Live inference of fine-tuned multimodal LLMs?

modelscope / ms-swift

Use PEFT or Full-parameter to finetune 300+ LLMs or 80+ MLLMs. (Qwen2, GLM4v, Internlm2.5, Yi, Llama3.1, Llava-Video, Internvl2, MiniCPM-V-2.6, Deepseek, Baichuan2, Gemma2, Phi3-Vision, ...)

https://swift.readthedocs.io/zh-cn/latest/Instruction/index.html

Apache License 2.0

3.39k stars 289 forks source link

Live inference of fine-tuned multimodal LLMs? #615

Closed babla9 closed 2 weeks ago

babla9 commented 5 months ago

Thanks for your work and the repo!

As I understand, the inference for multimodal llm (eg llava, qwen-vl) can only be run in batch via the provided scripts here: https://github.com/modelscope/swift/blob/main/docs/source/Multi-Modal/llava最佳实践.md#微调后推理 ?

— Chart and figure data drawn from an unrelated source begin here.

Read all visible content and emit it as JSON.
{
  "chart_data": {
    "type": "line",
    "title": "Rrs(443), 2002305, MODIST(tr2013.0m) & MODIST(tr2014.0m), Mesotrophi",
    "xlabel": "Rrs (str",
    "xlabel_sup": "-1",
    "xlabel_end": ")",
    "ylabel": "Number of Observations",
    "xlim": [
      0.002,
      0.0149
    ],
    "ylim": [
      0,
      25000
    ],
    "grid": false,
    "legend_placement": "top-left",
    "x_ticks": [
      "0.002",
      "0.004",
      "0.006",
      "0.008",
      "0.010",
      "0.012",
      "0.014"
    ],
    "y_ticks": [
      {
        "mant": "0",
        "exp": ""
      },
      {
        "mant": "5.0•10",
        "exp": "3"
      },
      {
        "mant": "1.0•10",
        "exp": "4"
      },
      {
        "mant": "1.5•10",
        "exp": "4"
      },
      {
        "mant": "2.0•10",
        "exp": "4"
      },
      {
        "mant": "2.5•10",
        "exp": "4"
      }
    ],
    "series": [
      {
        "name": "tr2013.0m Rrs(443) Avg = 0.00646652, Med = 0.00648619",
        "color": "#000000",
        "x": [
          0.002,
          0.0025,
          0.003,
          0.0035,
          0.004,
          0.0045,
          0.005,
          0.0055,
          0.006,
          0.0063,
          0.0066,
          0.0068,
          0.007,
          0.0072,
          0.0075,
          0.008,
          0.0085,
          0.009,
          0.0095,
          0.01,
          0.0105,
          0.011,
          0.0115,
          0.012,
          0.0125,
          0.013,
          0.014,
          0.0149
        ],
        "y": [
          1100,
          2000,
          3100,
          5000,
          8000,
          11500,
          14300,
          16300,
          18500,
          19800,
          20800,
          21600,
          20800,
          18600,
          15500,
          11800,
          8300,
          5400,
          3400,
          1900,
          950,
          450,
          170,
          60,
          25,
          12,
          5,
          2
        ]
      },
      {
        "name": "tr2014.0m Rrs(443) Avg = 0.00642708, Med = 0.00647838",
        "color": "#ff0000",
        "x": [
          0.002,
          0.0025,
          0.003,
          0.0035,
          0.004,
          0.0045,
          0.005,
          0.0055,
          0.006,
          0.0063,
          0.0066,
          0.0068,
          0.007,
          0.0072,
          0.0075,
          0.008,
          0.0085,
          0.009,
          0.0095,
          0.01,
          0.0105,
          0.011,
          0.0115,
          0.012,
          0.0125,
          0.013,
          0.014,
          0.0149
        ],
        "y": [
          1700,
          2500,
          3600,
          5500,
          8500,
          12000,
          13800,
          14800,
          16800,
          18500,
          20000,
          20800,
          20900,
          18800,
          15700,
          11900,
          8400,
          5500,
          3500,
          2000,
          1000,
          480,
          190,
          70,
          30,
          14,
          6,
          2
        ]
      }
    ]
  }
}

Any suggestions on how I can serve these models for live inference (eg exposing the service via port)?

Jintao-Huang commented 5 months ago

You can refer to this document and single-sample inference in llava's best practice https://github.com/modelscope/swift/blob/main/docs/source/LLM/LLM%E5%BE%AE%E8%B0%83%E6%96%87%E6%A1%A3.md#%E5%BE%AE%E8%B0%83%E5%90%8E%E6%A8%A1%E5%9E%8B

Jintao-Huang commented 5 months ago

Additionally, model = Swift.from_pretrained(model, ckpt_dir, inference_mode=True) needs to be added.

babla9 commented 5 months ago

Thanks for the response! This single-sample inference has a long startup time, correct? How would I be able to serve this for use with a web-ui or service that's serving 100s of queries? Where total latency <5seconds?